Auteur(s) de la notice :

CHEVALIER Nicole

Profession ou activité principale

Ingénieur des mines

Autres activités
Voyageur, archéologue, orientaliste

Sujets d’étude
Préhistoire, géologie, histoire naturelle, numismatique, antiquité orientale

Carrière
1871 : début de ses fouilles au lieu-dit de Campigny
1876-1882 : études à l’École des mines
1880-1881 : voyages d’étude en Scandinavie (1880) puis en Bohême, et fouilles des tumuli de la forêt des Moidons (1881)
1882-1886 : prospections minières : recherche de diamants dans les Indes anglaises (1882-1883), recherche d’étain en Malaisie, exploration scientifique du royaume de Pérak (1884-1885), recherche de cuivre et d’argent à Akthala en Arménie (1886)
1887-1889 : mission scientifique au Caucase ; études de nécropoles protohistoriques
1889-1891 : mission scientifique en Perse ; fouilles de la nécropole de Télovan près de Tiflis et dans le Talish russe, exploration en Perse des régions caspiennes, du Kurdistan de Mukri, du Pusht-i-Kûh, du Luristan ; reconnaissance d’une région pétrolifère au pied des montagnes du Zagros ; visite à Suse
1892-1897 : directeur du service des antiquités et des musées en Égypte ; réorganisation du musée de Gizeh ; travaux dans la vallée du Nil ; à Saqqara – découverte des tombes de Mérérouka et de Kabin
1894-1895 : deux campagnes de fouilles à Dahchour ; découverte de la sépulture du roi Hor et du mobilier des princesses Merit et Khnoumit (XIIe dynastie)
1896 : recherches préhistoriques et fouilles à Nagada
1897 : première pierre du musée du Caire ; inauguration du musée d’Alexandrie
1897-1912 : délégué général de la délégation scientifique française en Perse

Chevalier de la Légion d’honneur (1892) ; officier (1896) ; commandeur, (1906) ; grand officier du Medijidieh d’Égypte (1892) ; grand officier de l’Osmaniyeh d’Égypte (1894) ; grand croix du Lion et du Soleil de Perse (1904)

Étude critique

Jacques de Morgan est pour le XIXe siècle un des plus grands explorateurs de la Perse, qu’il parcourut des rives de la Caspienne au golfe Persique. Son nom est également à associer à la Malaisie, au Caucase et à l’Égypte. Il découvrit ces pays en « voyageur », ce qui équivalait pour lui à « être un encyclopédiste s’il ne voulait rien perdre du fruit de ses explorations ». Morgan fut donc un géologue – il était ingénieur des Mines –, un topographe et cartographe, un paléontologue, un naturaliste, un ethnologue, un linguiste, un numismate… et surtout un archéologue.

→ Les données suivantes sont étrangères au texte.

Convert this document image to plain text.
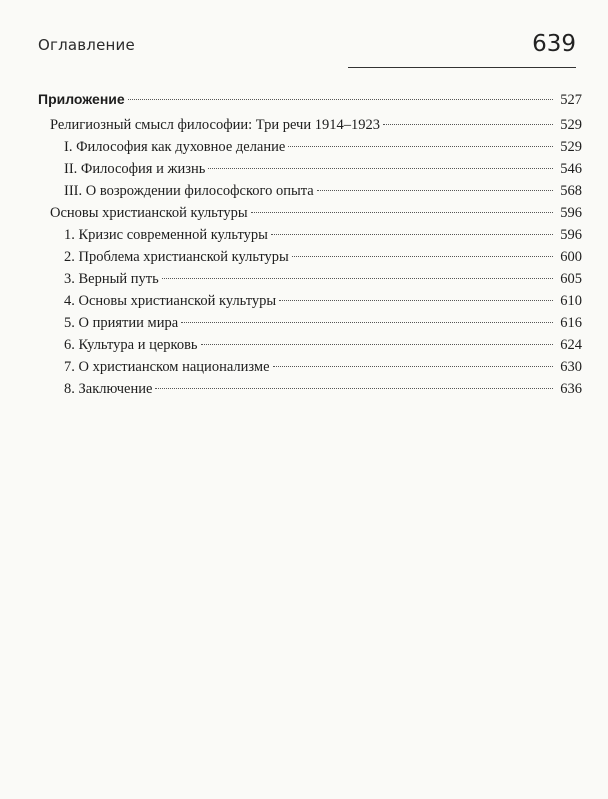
Оглавление	639
Приложение	527
Религиозный смысл философии: Три речи 1914–1923	529
I. Философия как духовное делание	529
II. Философия и жизнь	546
III. О возрождении философского опыта	568
Основы христианской культуры	596
1. Кризис современной культуры	596
2. Проблема христианской культуры	600
3. Верный путь	605
4. Основы христианской культуры	610
5. О приятии мира	616
6. Культура и церковь	624
7. О христианском национализме	630
8. Заключение	636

Ce goût pour l’archéologie – surtout la Préhistoire – il le doit à son père, Eugène de Morgan. Très tôt, en compagnie de son frère Henri, il exécute des fouilles dans la région de Blangy-sur-Bresle (Seine-Maritime), notamment, à partir de 1871, au lieu-dit de Campigny. La géologie l’attirant, il décide d’y faire carrière. Il s’y prépare par une solide formation à l’École des Mines (1876-1882), tout en suivant les cours d’archéologie de Georges Perrot et ceux d’assyriologie de Jules Oppert. Enfin il clôt son éducation par de multiples voyages, qui vont de la Scandinavie (1880) à la Transylvanie (1881).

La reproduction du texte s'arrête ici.